New insights into the creation of heavy elements Source: Universität Bonn
Scattering of two alpha particles, in the background: JUQUEEN supercomputer at the Jülich Supercomputing Center (JSC).
Credit: Copyright Jülich Research Center
Alpha particles, as the nuclei of the helium atom are also called, play a decisive role in the formation of heavier elements. Carbon, for instance, is formed from the fusion of these alpha particles. If another helium nucleus is added, oxygen is formed -- another prerequisite for the development of life on Earth. In the current issue of the journal Nature, an international team of researchers is now presenting a new method using supercomputers to create detailed simulations of these birth processes inside stars. The method reduces the computational effort required and for the first time makes it possible, using the Jülich supercomputer JUQUEEN, to do a complete calculation of the scattering process of two alpha particles.
The simulation of the processes that lead to the formation of heavier elements requires great computing power. Even the fastest supercomputers in the world are just able to model the creation of the very light elements. All the protons and neutrons flying around, from which the atomic nuclei are created, interact with one another. In addition, the wide range of theoretically possible quantum states of each particle must be taken into account. The requisite computational power thus rises exponentially as the number of particles involved increases. For this reason, so-called ab-initio simulations have thus far been restricted to reactions in which no more than five particles are involved. Such simulation methods are done without additional experimentally determinable parameters. The findings made are thus based only upon the fundamental laws of physics.

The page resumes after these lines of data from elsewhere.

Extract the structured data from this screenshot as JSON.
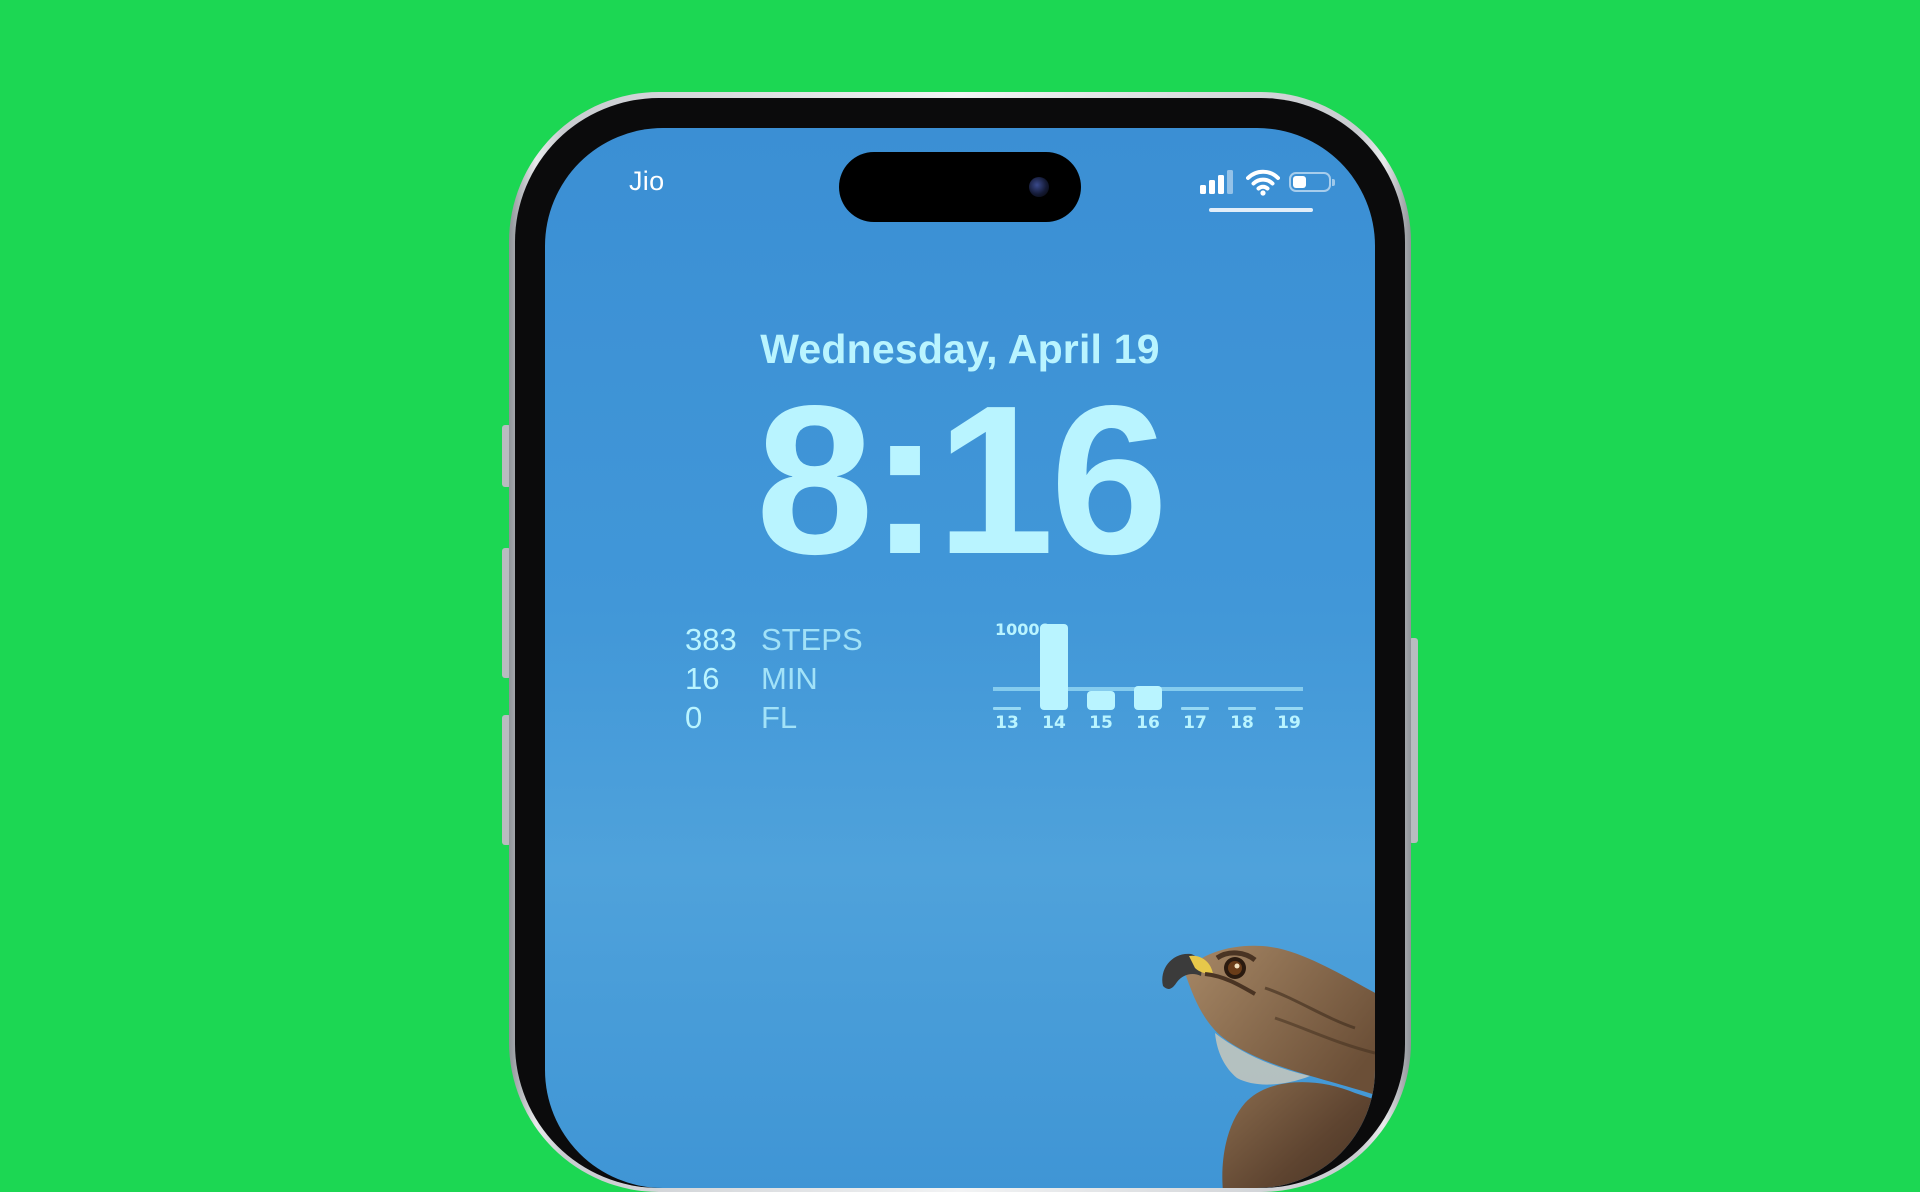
{
  "status_bar": {
    "carrier": "Jio",
    "signal_bars_filled": 3,
    "battery_level": 0.4
  },
  "lock_screen": {
    "date": "Wednesday, April 19",
    "time": "8:16"
  },
  "activity_widget": {
    "rows": [
      {
        "value": "383",
        "label": "STEPS"
      },
      {
        "value": "16",
        "label": "MIN"
      },
      {
        "value": "0",
        "label": "FL"
      }
    ]
  },
  "chart_data": {
    "type": "bar",
    "title": "",
    "max_label": "10000",
    "categories": [
      "13",
      "14",
      "15",
      "16",
      "17",
      "18",
      "19"
    ],
    "values": [
      0,
      10000,
      2200,
      2800,
      0,
      0,
      0
    ],
    "goal": 2500,
    "ylim": [
      0,
      10000
    ],
    "grid": false,
    "bar_color": "#b9f4ff"
  },
  "colors": {
    "background": "#1cd753",
    "screen_blue": "#4197d8",
    "accent_text": "#b9f4ff"
  },
  "icons": [
    "cellular-signal-icon",
    "wifi-icon",
    "battery-icon",
    "front-camera-icon"
  ]
}
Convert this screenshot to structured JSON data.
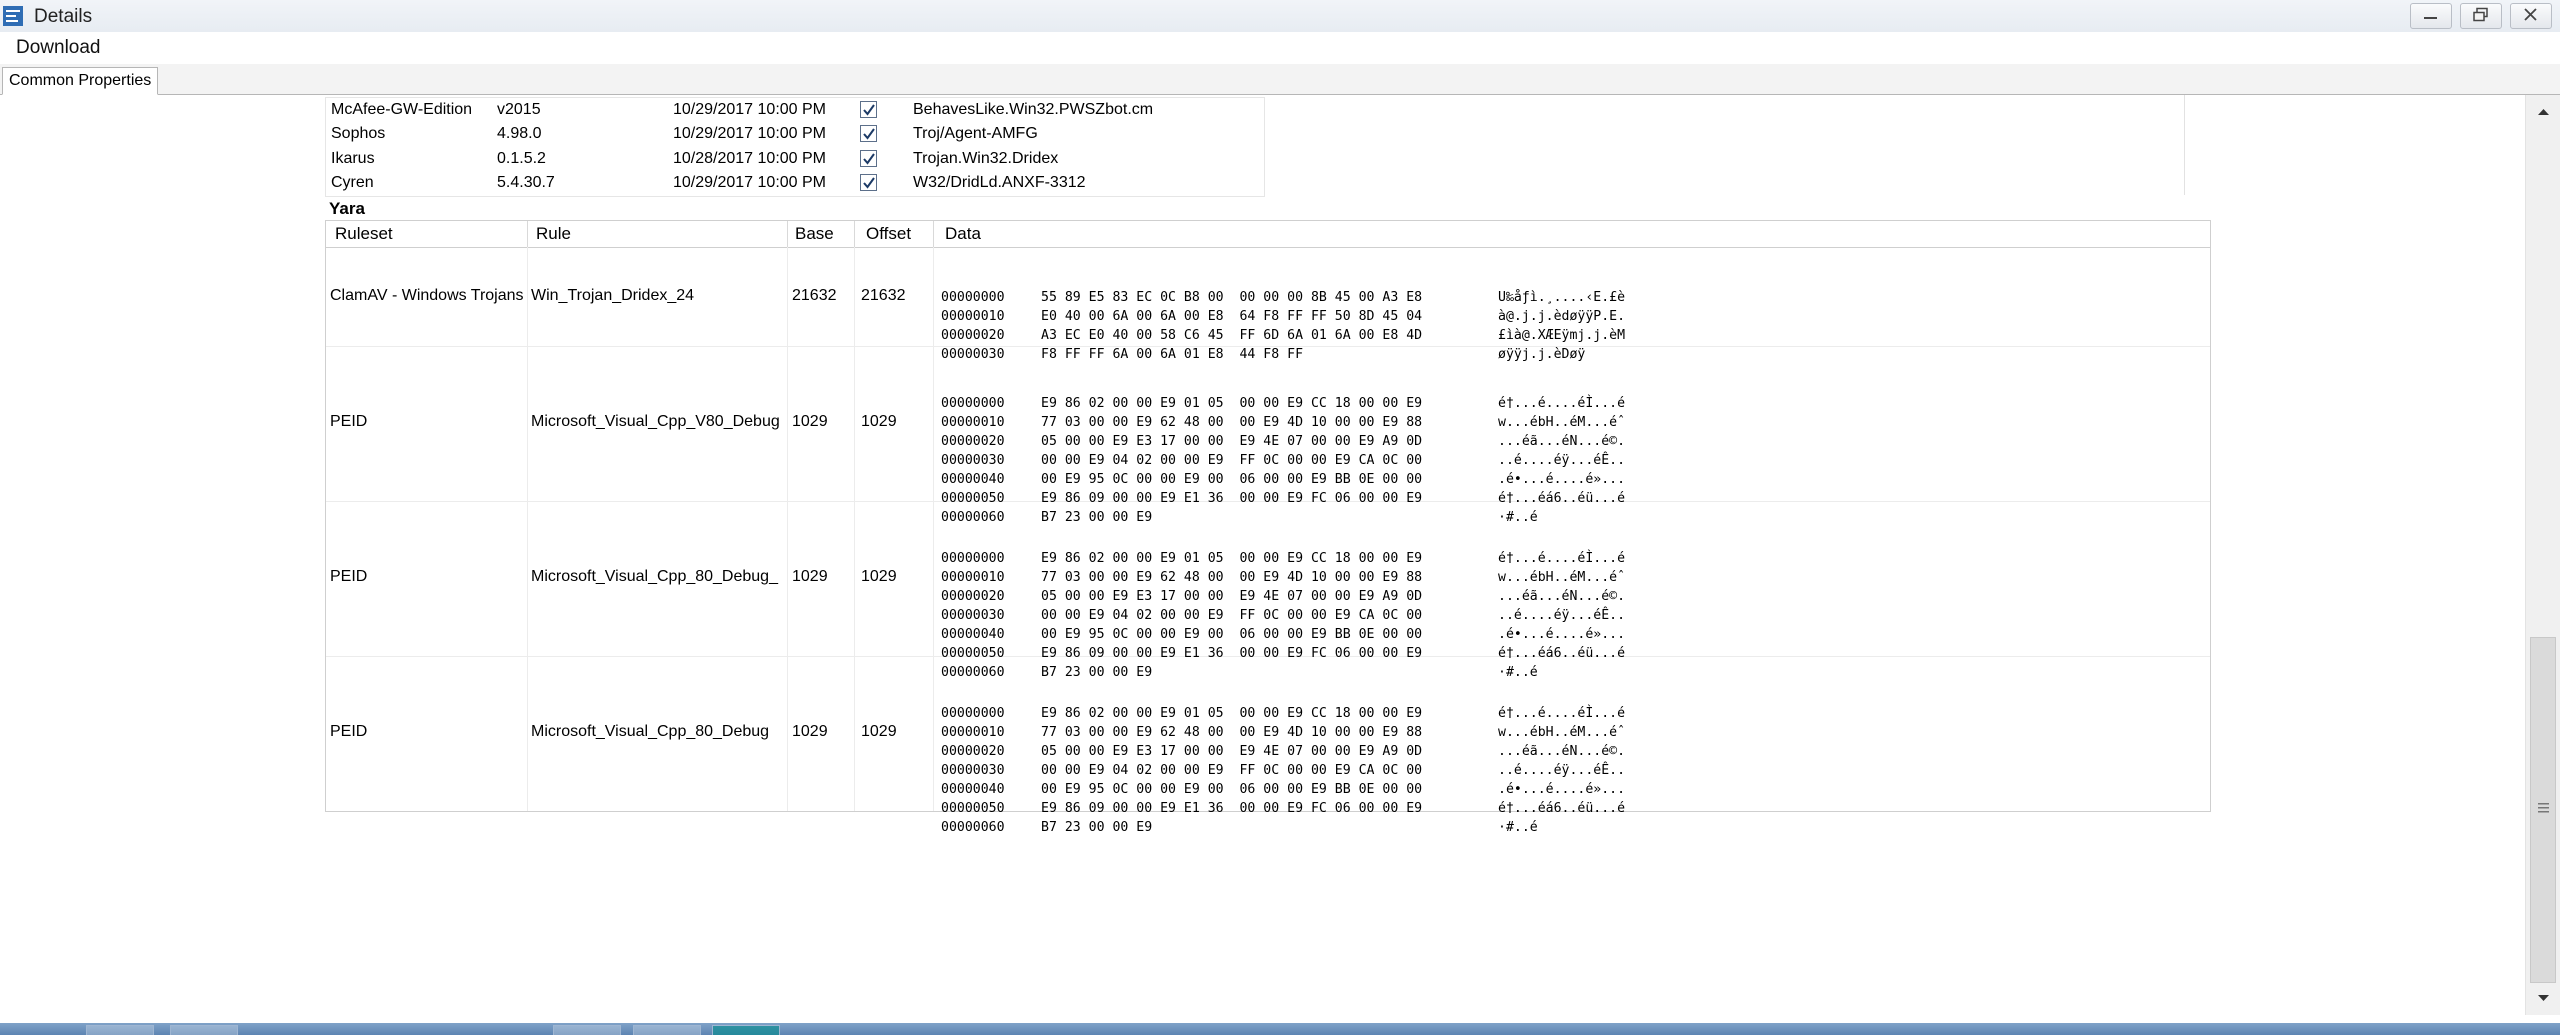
{
  "window": {
    "title": "Details"
  },
  "menu": {
    "download": "Download"
  },
  "tabs": [
    {
      "label": "Common Properties"
    }
  ],
  "av_results": [
    {
      "engine": "McAfee-GW-Edition",
      "version": "v2015",
      "date": "10/29/2017 10:00 PM",
      "detected": true,
      "result": "BehavesLike.Win32.PWSZbot.cm"
    },
    {
      "engine": "Sophos",
      "version": "4.98.0",
      "date": "10/29/2017 10:00 PM",
      "detected": true,
      "result": "Troj/Agent-AMFG"
    },
    {
      "engine": "Ikarus",
      "version": "0.1.5.2",
      "date": "10/28/2017 10:00 PM",
      "detected": true,
      "result": "Trojan.Win32.Dridex"
    },
    {
      "engine": "Cyren",
      "version": "5.4.30.7",
      "date": "10/29/2017 10:00 PM",
      "detected": true,
      "result": "W32/DridLd.ANXF-3312"
    }
  ],
  "yara": {
    "label": "Yara",
    "columns": {
      "ruleset": "Ruleset",
      "rule": "Rule",
      "base": "Base",
      "offset": "Offset",
      "data": "Data"
    },
    "rows": [
      {
        "ruleset": "ClamAV - Windows Trojans",
        "rule": "Win_Trojan_Dridex_24",
        "base": "21632",
        "offset": "21632",
        "data": [
          {
            "addr": "00000000",
            "hex": "55 89 E5 83 EC 0C B8 00  00 00 00 8B 45 00 A3 E8",
            "ascii": "U‰åƒì.¸....‹E.£è"
          },
          {
            "addr": "00000010",
            "hex": "E0 40 00 6A 00 6A 00 E8  64 F8 FF FF 50 8D 45 04",
            "ascii": "à@.j.j.èdøÿÿP.E."
          },
          {
            "addr": "00000020",
            "hex": "A3 EC E0 40 00 58 C6 45  FF 6D 6A 01 6A 00 E8 4D",
            "ascii": "£ìà@.XÆEÿmj.j.èM"
          },
          {
            "addr": "00000030",
            "hex": "F8 FF FF 6A 00 6A 01 E8  44 F8 FF",
            "ascii": "øÿÿj.j.èDøÿ"
          }
        ]
      },
      {
        "ruleset": "PEID",
        "rule": "Microsoft_Visual_Cpp_V80_Debug",
        "base": "1029",
        "offset": "1029",
        "data": [
          {
            "addr": "00000000",
            "hex": "E9 86 02 00 00 E9 01 05  00 00 E9 CC 18 00 00 E9",
            "ascii": "é†...é....éÌ...é"
          },
          {
            "addr": "00000010",
            "hex": "77 03 00 00 E9 62 48 00  00 E9 4D 10 00 00 E9 88",
            "ascii": "w...ébH..éM...éˆ"
          },
          {
            "addr": "00000020",
            "hex": "05 00 00 E9 E3 17 00 00  E9 4E 07 00 00 E9 A9 0D",
            "ascii": "...éã...éN...é©."
          },
          {
            "addr": "00000030",
            "hex": "00 00 E9 04 02 00 00 E9  FF 0C 00 00 E9 CA 0C 00",
            "ascii": "..é....éÿ...éÊ.."
          },
          {
            "addr": "00000040",
            "hex": "00 E9 95 0C 00 00 E9 00  06 00 00 E9 BB 0E 00 00",
            "ascii": ".é•...é....é»..."
          },
          {
            "addr": "00000050",
            "hex": "E9 86 09 00 00 E9 E1 36  00 00 E9 FC 06 00 00 E9",
            "ascii": "é†...éá6..éü...é"
          },
          {
            "addr": "00000060",
            "hex": "B7 23 00 00 E9",
            "ascii": "·#..é"
          }
        ]
      },
      {
        "ruleset": "PEID",
        "rule": "Microsoft_Visual_Cpp_80_Debug_",
        "base": "1029",
        "offset": "1029",
        "data": [
          {
            "addr": "00000000",
            "hex": "E9 86 02 00 00 E9 01 05  00 00 E9 CC 18 00 00 E9",
            "ascii": "é†...é....éÌ...é"
          },
          {
            "addr": "00000010",
            "hex": "77 03 00 00 E9 62 48 00  00 E9 4D 10 00 00 E9 88",
            "ascii": "w...ébH..éM...éˆ"
          },
          {
            "addr": "00000020",
            "hex": "05 00 00 E9 E3 17 00 00  E9 4E 07 00 00 E9 A9 0D",
            "ascii": "...éã...éN...é©."
          },
          {
            "addr": "00000030",
            "hex": "00 00 E9 04 02 00 00 E9  FF 0C 00 00 E9 CA 0C 00",
            "ascii": "..é....éÿ...éÊ.."
          },
          {
            "addr": "00000040",
            "hex": "00 E9 95 0C 00 00 E9 00  06 00 00 E9 BB 0E 00 00",
            "ascii": ".é•...é....é»..."
          },
          {
            "addr": "00000050",
            "hex": "E9 86 09 00 00 E9 E1 36  00 00 E9 FC 06 00 00 E9",
            "ascii": "é†...éá6..éü...é"
          },
          {
            "addr": "00000060",
            "hex": "B7 23 00 00 E9",
            "ascii": "·#..é"
          }
        ]
      },
      {
        "ruleset": "PEID",
        "rule": "Microsoft_Visual_Cpp_80_Debug",
        "base": "1029",
        "offset": "1029",
        "data": [
          {
            "addr": "00000000",
            "hex": "E9 86 02 00 00 E9 01 05  00 00 E9 CC 18 00 00 E9",
            "ascii": "é†...é....éÌ...é"
          },
          {
            "addr": "00000010",
            "hex": "77 03 00 00 E9 62 48 00  00 E9 4D 10 00 00 E9 88",
            "ascii": "w...ébH..éM...éˆ"
          },
          {
            "addr": "00000020",
            "hex": "05 00 00 E9 E3 17 00 00  E9 4E 07 00 00 E9 A9 0D",
            "ascii": "...éã...éN...é©."
          },
          {
            "addr": "00000030",
            "hex": "00 00 E9 04 02 00 00 E9  FF 0C 00 00 E9 CA 0C 00",
            "ascii": "..é....éÿ...éÊ.."
          },
          {
            "addr": "00000040",
            "hex": "00 E9 95 0C 00 00 E9 00  06 00 00 E9 BB 0E 00 00",
            "ascii": ".é•...é....é»..."
          },
          {
            "addr": "00000050",
            "hex": "E9 86 09 00 00 E9 E1 36  00 00 E9 FC 06 00 00 E9",
            "ascii": "é†...éá6..éü...é"
          },
          {
            "addr": "00000060",
            "hex": "B7 23 00 00 E9",
            "ascii": "·#..é"
          }
        ]
      }
    ]
  },
  "icons": {
    "app": "details-app-icon",
    "minimize": "minimize-icon",
    "maximize": "restore-icon",
    "close": "close-icon",
    "checkbox": "checkmark-icon",
    "scroll_up": "chevron-up-icon",
    "scroll_down": "chevron-down-icon"
  },
  "colors": {
    "accent": "#2f6db4",
    "checkbox_border": "#5c6f8a",
    "taskbar": "#5d84b2"
  }
}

With the help of a new computational method, scientists at the Universities of Bonn and Bochum, the Jülich research center, and two American universities have now succeeded in modeling a much more complex process. They examined the scattering, or deflection, of two helium nuclei: a reaction that encompasses a total of 8 nucleons -- which is the overall term for protons and neutrons. For their calculations, they used one of the most powerful supercomputers in the world, the JUQUEEN supercomputer at the Jülich Supercomputing Center (JSC).
To reduce the enormous computational effort, they used a trick: The researchers placed the nucleons involved not in free space, but on a virtual matrix (the so-called lattice), the state of which can be calculated very efficiently with a large number of parallel processors, as are now being used in supercomputers. In this way, the computational time is not (as has previously been the case) increased exponentially with the number of nucleons involved, but is instead only quadratic. The computational time for a system with 16 particles is thus only four times greater than for an 8-particle system. In contrast, if the computational time increased exponentially, a supercomputer such as JUQUEEN would not be occupied for a few weeks, but for several thousand years.
A few years ago, physicists unlocked the secret of the basic conditions for the formation of carbon; the new method now takes researchers tangibly close to another vital creation process: the formation of oxygen, which has been called the "Holy Grail of astrophysics." Furthermore, the method could also open up new perspectives for simulation calculations in elementary particle physics, in which the focus is not on atomic nuclei but on the behavior of quarks and gluons.